La mitologia di Un mostro dalle mille teste è nel titolo, nel rimando agli orrori mostruosi confinati ai racconti orali, trasformati in realtà dalla burocrazia. Un gigantesco mostro che Gilliam vide incarnato nel Samurai contro cui Sam Lowry combatté nelle sequenze oniriche, Plá invece lo incarna nella sua Sonia, vittima e carnefice allo stesso tempo: non ha pietà del prossimo, la società l’ha trasformata nel suo nemico più grande. È un film che nei suoi 75 minuti cancella la narrazione, i volti importanti come Emilio Echevarria, Daniel Giménez Cacho e Noé Hernandez sbiadiscono dentro un’opera che trasmette idee, non storie.
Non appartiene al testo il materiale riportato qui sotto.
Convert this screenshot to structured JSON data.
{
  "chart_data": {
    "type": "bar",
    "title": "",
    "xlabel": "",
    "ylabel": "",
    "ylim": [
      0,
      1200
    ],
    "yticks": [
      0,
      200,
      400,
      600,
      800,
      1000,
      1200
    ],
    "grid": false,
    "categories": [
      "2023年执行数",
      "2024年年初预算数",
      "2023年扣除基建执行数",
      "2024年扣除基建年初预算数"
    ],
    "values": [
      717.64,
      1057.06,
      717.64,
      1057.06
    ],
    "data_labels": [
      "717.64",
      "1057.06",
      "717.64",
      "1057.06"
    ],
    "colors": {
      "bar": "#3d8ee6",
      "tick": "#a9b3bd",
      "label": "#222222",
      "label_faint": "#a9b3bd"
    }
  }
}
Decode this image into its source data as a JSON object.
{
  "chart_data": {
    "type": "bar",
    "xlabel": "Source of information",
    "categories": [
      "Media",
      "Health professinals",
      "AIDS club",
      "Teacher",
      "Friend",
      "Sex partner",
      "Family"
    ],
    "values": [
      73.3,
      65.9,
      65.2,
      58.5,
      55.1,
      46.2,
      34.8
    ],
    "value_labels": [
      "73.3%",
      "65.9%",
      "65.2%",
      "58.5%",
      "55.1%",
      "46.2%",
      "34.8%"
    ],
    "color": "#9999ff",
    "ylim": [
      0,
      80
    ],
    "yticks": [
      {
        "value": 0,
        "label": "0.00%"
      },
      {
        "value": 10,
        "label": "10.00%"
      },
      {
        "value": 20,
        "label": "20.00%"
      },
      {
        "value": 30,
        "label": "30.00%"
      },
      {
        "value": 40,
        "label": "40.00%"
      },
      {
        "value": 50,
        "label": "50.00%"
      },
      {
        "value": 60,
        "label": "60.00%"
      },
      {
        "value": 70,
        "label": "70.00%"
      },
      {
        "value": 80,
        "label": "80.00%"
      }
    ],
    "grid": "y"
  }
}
Il realismo, affrontato con questo spirito, paradossalmente riduce la storia a un singolo messaggio, i suoi protagonisti divengono così reali da oltrepassare la fase di identificazione e tirarci senza invito dentro la pellicola. Danis Tanović riuscì nello stesso scopo con An Episode in the Life of an Iron Picker, dove il dilemma dell’assicurazione sanitaria sfregiava senza possibilità di scampo la vita dei due protagonisti, peraltro interpreti di sé stessi in una storia che li ha visti davvero in prima linea. Lo stile messicano però si presenta come superiore e meno come un semplice esercizio di stile, da mero ospite festivaliero.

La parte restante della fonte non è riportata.